Он обдумал этот довод и заговорил примирительно:
— «Может быть, Агатон, они дают тебе пергамент в надежде, что ты обмолвишься о каком-нибудь преступлении или проступке, за которые они могут вынести тебе приговор. Затаившись в полумраке, как тигры, они читают, выискивая на темных шуршащих свитках какую-нибудь ужасную фразу, к которой можно придраться. Затем — внезапный вызов и скорый суд…»
«Нет! Это смешно! В Спарте правосудие только для спартанцев. Особенно в эту эпоху всеобщей войны. Они не станут напрасно тратить время, чтобы судить меня, тем более Верхогляда. Рано или поздно старине Ликургу надоест дурачить меня, он кивнет, и благородный Агатон, с шутками и прибаутками, заковыляет на свободу, исподтишка метя костылем в ногу ближайшего стражника, или же — если придерживаться истины — его выволокут из камеры, вопящего, умоляющего, ломающего пальцы, сулящего взятки, угрожающего, и старому бедолаге Агатону придет конец, конец его приключениям и идеям».
Я попытался прервать его, но второй Агатон оказался быстрее.
— «Может, они посылают Ликургу то, что ты пишешь?»
«А ему до этого какое дело?»
«Ну а все-таки. Когда-то его интересовало все, что ты говорил.

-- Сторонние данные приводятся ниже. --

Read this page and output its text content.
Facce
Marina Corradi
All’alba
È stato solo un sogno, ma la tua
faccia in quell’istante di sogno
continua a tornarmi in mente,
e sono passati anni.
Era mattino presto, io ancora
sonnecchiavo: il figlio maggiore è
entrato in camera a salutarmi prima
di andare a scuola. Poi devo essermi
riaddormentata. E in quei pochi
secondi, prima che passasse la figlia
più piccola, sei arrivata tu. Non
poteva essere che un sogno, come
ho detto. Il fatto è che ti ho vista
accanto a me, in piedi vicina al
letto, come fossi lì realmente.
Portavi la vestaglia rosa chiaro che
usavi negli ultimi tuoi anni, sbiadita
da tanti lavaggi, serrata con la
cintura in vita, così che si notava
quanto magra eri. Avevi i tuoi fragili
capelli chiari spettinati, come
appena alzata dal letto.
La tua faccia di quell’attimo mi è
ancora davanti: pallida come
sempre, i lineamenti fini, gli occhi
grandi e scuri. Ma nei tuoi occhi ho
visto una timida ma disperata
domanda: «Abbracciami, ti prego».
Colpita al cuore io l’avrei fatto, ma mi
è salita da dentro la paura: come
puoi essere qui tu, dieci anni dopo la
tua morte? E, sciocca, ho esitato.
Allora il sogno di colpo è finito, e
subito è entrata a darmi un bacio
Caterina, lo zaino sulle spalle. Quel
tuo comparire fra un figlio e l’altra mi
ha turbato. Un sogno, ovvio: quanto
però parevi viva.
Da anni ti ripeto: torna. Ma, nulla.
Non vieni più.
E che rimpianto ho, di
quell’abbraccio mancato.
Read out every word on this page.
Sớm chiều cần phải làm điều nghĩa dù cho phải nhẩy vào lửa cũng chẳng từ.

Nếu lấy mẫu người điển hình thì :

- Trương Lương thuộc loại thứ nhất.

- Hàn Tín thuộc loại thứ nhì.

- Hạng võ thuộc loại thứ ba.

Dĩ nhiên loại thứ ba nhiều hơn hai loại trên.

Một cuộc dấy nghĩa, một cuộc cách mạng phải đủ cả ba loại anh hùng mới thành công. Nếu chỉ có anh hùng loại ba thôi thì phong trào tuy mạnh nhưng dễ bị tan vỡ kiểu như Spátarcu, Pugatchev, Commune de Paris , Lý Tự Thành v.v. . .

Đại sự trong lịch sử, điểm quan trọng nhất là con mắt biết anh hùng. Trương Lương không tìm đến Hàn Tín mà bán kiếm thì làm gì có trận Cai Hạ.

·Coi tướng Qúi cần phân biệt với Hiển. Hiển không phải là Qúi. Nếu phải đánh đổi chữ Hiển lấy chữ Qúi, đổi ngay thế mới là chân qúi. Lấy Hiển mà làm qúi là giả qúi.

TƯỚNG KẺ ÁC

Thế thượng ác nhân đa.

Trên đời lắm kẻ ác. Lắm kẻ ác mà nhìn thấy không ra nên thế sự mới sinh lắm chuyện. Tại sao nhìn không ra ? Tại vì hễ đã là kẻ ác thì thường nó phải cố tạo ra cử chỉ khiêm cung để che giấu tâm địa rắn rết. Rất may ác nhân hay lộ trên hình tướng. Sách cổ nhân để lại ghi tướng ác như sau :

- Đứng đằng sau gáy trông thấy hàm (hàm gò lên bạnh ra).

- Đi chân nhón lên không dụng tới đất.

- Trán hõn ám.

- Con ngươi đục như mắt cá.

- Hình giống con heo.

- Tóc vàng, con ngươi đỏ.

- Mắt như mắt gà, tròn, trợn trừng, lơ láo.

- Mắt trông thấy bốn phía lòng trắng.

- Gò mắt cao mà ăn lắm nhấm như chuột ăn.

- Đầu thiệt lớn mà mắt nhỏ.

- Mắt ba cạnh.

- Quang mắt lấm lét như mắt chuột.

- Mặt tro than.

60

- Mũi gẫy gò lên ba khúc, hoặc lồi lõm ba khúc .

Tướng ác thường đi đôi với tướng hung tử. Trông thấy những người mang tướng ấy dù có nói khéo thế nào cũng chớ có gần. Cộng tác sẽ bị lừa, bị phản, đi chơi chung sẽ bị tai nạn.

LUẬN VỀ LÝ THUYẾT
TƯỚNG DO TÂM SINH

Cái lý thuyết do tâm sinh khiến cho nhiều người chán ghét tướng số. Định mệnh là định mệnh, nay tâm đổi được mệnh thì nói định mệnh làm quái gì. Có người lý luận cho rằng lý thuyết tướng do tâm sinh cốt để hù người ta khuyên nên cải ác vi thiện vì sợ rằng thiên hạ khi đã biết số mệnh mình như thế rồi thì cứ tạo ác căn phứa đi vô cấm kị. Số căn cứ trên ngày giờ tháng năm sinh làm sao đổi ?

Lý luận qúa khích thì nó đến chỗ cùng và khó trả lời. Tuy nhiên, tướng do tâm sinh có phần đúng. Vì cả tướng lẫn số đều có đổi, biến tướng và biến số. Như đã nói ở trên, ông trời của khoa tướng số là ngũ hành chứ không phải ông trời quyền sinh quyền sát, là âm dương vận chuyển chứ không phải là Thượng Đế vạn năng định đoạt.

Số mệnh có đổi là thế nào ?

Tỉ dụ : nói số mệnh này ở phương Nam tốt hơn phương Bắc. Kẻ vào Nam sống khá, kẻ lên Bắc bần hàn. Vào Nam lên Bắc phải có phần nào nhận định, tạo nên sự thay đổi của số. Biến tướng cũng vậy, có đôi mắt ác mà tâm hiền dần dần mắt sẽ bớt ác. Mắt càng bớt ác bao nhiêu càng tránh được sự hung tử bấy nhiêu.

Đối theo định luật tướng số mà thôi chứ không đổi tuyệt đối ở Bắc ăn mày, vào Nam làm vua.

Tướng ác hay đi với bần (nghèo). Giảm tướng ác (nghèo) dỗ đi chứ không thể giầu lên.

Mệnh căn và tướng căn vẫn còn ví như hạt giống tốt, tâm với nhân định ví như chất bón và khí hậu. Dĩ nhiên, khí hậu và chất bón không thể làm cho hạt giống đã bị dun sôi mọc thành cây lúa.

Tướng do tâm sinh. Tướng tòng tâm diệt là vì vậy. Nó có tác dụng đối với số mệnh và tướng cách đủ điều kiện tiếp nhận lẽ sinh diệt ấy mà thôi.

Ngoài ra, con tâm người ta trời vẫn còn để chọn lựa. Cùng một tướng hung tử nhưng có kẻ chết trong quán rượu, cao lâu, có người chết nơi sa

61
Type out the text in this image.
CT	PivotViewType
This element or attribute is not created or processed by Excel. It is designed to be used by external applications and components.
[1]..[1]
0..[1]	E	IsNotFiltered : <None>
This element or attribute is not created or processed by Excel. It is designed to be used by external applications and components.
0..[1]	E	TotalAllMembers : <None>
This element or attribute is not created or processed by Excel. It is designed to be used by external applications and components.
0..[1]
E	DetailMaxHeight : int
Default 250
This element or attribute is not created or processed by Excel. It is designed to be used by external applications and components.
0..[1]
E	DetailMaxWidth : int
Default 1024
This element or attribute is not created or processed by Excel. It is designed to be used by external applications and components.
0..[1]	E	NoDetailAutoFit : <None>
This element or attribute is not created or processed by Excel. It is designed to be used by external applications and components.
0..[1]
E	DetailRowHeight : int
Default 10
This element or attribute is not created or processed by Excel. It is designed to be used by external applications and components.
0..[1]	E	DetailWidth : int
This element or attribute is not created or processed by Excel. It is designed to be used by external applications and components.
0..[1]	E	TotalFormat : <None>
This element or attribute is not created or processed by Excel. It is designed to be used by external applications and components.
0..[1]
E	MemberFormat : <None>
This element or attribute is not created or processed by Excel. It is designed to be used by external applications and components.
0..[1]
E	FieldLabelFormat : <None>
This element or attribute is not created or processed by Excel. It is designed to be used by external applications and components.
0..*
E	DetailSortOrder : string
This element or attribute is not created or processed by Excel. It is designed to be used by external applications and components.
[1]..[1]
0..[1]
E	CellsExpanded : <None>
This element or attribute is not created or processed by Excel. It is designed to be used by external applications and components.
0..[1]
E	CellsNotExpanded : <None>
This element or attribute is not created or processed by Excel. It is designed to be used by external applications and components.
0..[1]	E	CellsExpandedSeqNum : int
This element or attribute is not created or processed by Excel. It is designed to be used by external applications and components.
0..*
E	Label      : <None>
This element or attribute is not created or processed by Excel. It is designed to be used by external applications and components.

Долгие годы он стремился узнать, где ты прячешь свою книгу».
Агатон задумчиво кивнул.
— «Любопытное предположение. Сидит в Дельфийском храме старый одноглазый Ликург, чернобородый, с сердцем, тяжелым, как мешок человеческих костей, усохший, точно дохлая ящерица, и ждет, ждет, ждет, когда же божество изволит принять решение, — ждет, коротая время за чтением писаний своего давнего полоумного критика. Может ли быть, что даже у Ликурга бывают моменты сомнений, когда он не в силах удержаться, чтобы не выведать мысли своих врагов? А может, даже в нем сохранилась хоть искра стародавнего ахейского любопытства к древним тайнам и великим идеям?»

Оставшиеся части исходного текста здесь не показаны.